The Inkwell from York, one of the best record shops in my near vicinity, put up a plug for the re-release of this, the first, self-titled album by singer-songwriter Ned Doheny on social media last week. Described in 1973 by Rolling Stone as 'a sort of Southern Californian Astral Weeks' on its release. It's not that but to compare it with Moondance instead might not be a million miles off the mark.
It's assured, laid-back sun-dappled stuff. Doheny was right in the pack of the Laurel Canyon set and it seems curious given his golden looks and obvious, abundant talent that he didn't become a huge star. An associate and friend of The Eagles, Linda Ronstadt, J.D.Souther and Jackson Browne, (who pays tribute to him here), and this record highlights all that was worthwhile about that stuff while avoiding its worst indulgences. This is a beautiful, affecting record, ideal to welcome in a sunny Sunday morning, which is what it's doing for me.
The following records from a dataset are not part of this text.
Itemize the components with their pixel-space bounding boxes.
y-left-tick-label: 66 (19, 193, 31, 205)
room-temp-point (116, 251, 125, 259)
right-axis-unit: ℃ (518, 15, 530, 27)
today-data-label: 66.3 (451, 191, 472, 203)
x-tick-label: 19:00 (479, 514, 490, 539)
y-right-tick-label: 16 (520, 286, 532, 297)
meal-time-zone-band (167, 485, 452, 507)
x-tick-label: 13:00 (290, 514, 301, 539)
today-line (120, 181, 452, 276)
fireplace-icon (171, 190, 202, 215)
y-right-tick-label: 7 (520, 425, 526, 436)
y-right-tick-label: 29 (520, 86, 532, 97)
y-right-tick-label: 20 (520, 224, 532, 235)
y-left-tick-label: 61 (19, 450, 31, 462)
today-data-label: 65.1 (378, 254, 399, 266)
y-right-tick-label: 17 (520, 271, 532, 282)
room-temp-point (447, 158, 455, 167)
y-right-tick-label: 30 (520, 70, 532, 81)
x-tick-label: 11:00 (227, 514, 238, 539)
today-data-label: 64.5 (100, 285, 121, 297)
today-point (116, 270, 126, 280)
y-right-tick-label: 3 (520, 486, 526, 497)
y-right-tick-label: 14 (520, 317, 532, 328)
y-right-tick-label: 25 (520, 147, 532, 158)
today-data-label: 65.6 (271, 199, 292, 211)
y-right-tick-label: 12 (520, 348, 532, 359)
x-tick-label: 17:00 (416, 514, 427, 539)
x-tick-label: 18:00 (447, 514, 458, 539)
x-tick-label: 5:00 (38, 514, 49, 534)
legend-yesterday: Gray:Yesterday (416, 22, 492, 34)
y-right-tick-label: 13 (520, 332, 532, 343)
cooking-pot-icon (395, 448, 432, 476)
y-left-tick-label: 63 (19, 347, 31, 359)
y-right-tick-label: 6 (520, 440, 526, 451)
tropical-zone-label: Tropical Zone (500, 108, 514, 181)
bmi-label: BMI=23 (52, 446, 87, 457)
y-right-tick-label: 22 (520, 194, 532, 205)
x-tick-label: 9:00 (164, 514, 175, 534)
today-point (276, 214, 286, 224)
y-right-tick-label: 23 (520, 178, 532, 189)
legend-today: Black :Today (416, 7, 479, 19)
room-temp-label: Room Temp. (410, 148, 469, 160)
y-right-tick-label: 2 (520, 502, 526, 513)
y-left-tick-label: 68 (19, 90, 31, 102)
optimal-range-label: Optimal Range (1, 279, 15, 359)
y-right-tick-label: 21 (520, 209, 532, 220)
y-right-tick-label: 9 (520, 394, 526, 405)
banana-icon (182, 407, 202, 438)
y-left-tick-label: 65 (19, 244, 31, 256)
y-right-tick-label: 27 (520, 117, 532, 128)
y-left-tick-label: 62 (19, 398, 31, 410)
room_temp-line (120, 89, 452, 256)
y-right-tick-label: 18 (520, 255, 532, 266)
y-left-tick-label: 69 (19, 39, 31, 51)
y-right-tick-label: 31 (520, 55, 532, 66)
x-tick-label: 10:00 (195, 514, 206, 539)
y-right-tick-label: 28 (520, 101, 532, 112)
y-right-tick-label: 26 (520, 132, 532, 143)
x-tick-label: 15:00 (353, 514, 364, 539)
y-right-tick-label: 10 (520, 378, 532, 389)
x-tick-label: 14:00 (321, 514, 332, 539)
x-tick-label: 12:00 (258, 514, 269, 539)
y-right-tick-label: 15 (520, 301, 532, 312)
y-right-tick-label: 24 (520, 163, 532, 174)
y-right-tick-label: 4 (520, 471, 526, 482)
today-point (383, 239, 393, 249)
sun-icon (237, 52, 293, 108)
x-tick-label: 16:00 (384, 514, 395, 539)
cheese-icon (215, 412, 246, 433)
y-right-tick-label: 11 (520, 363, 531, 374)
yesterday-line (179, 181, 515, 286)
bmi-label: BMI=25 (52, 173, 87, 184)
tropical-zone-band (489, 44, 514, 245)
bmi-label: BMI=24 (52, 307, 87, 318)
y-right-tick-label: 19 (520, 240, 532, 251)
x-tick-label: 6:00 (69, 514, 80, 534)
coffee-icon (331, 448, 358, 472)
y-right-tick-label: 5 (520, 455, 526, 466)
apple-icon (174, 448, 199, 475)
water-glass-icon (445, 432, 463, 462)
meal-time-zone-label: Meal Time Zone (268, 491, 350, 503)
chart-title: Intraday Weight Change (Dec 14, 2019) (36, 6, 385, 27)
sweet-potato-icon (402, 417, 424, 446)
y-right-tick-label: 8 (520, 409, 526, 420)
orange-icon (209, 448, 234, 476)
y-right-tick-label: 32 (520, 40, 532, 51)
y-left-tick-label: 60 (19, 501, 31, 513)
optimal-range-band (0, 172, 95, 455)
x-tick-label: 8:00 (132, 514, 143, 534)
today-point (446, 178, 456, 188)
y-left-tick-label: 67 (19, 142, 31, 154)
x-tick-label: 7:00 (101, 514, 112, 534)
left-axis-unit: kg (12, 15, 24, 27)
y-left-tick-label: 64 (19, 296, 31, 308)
Robert Christgau slagged off the record on its release claiming it was all West Coast nepotism, but his sneering review is mean spirited New York snipe and doesn't do a fine album the remotest justice. What you think of it will probably depend on how you view the tradition it fits squarely within. Doheny doesn't break any moulds, nor does he attempt to, his songs are by turns happy, reflective, unpretentious and melodic and well-worthy of re-assessment.